Surviving HIV

http://www.pbs.org/wgbh/evolution/library/10/4/l_104_06.html

Could someone tell me why this news isn’t publicly that well known? Wouldn’t you think lots of major pharmaceutical companies would spend lots of money trying to find a way of disrupting the protein and therefore find a cure for HIV?

Yes, I would think that. And, in fact, they are. Straight from the top of your linked page:

Um, from your cite: “This discovery has not yet translated into new treatments. A dozen pharmaceutical companies, however, are developing drugs designed to block HIV’s entrance into the white blood cell by creating a non-functional CCR-5 receptor. Already, some of them are in clinical trials in HIV patients, perhaps laying the groundwork for the most effective treatments yet.”

So, in other words, lots of pharmaceutical companies are spending lots of money trying to find a way to disrupt the protein. What was your question again?

I also note that this information is at least 5 years old, maybe it’s a dead end, or at least it’s taking longer than they thought.

Well yeah basically, I thought the news was quite old and the scientific community might have had some updates about it by now but not so, so I was hoping some of you guys knew.

Always remember - Google is your friend. I just googled CCR-5, which is mentioned in the article you quoted. A very techy article concerning it is http://www.ncbi.nlm.nih.gov/entrez/dispomim.cgi?id=601373 ; I don’t claim to understand more than 50% of it (if that), but it has a number of recent cites.

This one is in my wheel house. Much of my work has been, and continues to be in chemokines and chemokine receptors, though not in HIV.

First of all, five years is the blink of an eye in scientific research terms. You would barely have your reagents generated yet. People see science experiments in movies, and think that there is an “AHA!” moment that happens once a week. More often, it’s months and years of absolutely nothing going right. Five years? I wouldn’t expect to see any clinically relevant data (and we’d be talking VERY preliminary) for another five, and that’s if everything went perfectly.

Blocking CCR5 is tricky business. First of all, the cells that express CCR5 are quite mobile. So, it’s not like getting a drug into a localized organ, like a cortisone shot. The immune cells are constantly moving all over the body. Second, I’d be worried about toxicity. It isn’t like CCR5 is just hanging out on cells for use as an HIV receptor; it’s a functional molecule involved in cell migration. Blocking CCR5 could have unintended consequences on immunity.

That being said, there are tons of published experiments in this field. The most advanced, I believe, is a molecule called AOP-RANTES . RANTES, in addition to being the most forced acronym in the history of mankind (Regulated upon Activation Normal T cell Expressed and Secreted), is a ligand (it binds to) for CCR5. AOP-RANTES is a chemically modified version that inhibits CCR5. In that way, it AOP-RANTES, which inhibits CCR5 access, would seek out CCR5 and specifically bind to, and inhibit it. Thus, blocking HIV entry. Pretty neat.

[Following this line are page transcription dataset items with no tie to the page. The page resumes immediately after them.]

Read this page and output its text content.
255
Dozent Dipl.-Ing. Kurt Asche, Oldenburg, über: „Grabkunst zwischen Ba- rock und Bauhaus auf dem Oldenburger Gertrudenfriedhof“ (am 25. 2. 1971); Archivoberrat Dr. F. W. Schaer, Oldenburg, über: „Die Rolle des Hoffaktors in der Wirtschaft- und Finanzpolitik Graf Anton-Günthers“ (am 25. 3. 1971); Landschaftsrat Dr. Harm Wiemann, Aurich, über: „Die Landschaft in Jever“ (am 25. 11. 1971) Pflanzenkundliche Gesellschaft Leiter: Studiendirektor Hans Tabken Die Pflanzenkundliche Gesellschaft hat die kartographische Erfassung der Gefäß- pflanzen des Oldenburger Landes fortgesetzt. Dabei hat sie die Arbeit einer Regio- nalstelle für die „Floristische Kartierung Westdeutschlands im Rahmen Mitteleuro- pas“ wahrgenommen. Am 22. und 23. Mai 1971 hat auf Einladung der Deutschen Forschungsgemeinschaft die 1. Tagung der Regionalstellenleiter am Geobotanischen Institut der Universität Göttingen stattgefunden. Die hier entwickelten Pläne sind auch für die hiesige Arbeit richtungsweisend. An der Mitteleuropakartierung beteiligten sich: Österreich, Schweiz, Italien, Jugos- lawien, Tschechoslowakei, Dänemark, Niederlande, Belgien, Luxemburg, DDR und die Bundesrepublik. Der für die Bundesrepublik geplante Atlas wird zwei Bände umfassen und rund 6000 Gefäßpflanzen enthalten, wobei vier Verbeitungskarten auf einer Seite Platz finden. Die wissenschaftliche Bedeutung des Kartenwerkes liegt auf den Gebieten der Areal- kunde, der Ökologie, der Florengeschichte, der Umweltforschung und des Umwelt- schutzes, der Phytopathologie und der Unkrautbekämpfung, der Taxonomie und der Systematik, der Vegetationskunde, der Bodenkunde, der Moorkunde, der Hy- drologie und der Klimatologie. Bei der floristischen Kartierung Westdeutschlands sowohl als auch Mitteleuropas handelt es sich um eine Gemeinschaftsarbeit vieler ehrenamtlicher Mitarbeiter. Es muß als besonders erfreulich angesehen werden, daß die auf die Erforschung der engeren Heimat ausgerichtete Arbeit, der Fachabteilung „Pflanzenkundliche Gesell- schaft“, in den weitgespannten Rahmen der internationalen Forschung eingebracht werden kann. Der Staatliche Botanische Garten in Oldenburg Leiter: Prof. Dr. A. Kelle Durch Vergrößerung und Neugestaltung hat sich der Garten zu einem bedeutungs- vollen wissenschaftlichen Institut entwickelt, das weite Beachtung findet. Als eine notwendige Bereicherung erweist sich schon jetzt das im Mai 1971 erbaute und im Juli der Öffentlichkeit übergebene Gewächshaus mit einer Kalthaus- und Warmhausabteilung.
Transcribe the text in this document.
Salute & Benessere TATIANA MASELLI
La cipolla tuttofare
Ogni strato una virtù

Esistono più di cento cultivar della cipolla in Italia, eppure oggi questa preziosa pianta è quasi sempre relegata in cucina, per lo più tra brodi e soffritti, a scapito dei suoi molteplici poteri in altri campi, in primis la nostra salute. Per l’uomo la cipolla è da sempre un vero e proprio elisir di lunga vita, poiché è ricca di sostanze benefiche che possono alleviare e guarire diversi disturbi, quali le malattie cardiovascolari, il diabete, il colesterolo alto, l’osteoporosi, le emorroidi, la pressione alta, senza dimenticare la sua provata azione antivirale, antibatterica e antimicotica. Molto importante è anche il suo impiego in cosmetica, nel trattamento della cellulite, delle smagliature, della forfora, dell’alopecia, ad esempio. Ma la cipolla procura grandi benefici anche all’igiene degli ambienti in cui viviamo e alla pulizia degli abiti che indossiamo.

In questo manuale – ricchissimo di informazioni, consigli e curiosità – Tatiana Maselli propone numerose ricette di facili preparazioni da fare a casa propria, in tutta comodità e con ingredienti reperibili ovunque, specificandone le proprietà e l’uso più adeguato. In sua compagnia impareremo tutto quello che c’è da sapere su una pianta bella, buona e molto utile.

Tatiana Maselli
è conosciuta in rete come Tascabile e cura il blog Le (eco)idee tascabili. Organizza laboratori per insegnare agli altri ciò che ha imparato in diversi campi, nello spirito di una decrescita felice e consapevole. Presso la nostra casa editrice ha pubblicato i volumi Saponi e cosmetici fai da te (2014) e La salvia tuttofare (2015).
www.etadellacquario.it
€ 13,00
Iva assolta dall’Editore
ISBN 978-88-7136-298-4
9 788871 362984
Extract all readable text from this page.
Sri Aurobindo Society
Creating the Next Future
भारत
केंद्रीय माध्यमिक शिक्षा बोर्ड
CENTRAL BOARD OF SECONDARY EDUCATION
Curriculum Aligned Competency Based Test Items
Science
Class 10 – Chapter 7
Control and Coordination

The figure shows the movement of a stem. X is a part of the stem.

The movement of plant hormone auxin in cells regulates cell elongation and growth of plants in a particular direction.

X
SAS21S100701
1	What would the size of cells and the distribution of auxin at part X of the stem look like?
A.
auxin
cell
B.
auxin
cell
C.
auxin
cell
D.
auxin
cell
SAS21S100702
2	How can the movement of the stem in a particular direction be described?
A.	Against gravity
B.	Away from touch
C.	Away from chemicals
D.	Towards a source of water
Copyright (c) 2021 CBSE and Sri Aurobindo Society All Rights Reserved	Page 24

But, as I said, there is TONS of research to go. It ain’t the movies. I myself have published a few papers showing ways to shrink tumors in mice, but that doesn’t mean that I’ve cured cancer!

FWIW, one of the newer anti-HIV drugs, T-20 (fuzeon), works in a similar fashion (binding to gp41, a virus envelope protein). IIRC, it is actually the gp120 protein that binds CCR5. gp120 binding is a hot area of research. It is generally more preferable to target the virus, as host cells easily regenerate their surface proteins and there are a lot more of them than the relatively small amount of virus around. Unincorporated viruses cannot regenerate their envelope proteins.

This is only one of several new classes of antiretrovirals currently under hot development. Integrase inhibitors as well as better drug-profile NRTIs, NNRTIs, and PIs are right over the horizon as well. And now we have Atripla! 10 years ago, some of the first HAART regimens were over 40 pills in a day, dosed at 8 or 10 different times, some on full stomachs, some not, some on different full stomachs. Not to mention all the work that went into the development of the first PIs. Now we have a one pill, once a day medicine. We’ve come a very, very long way.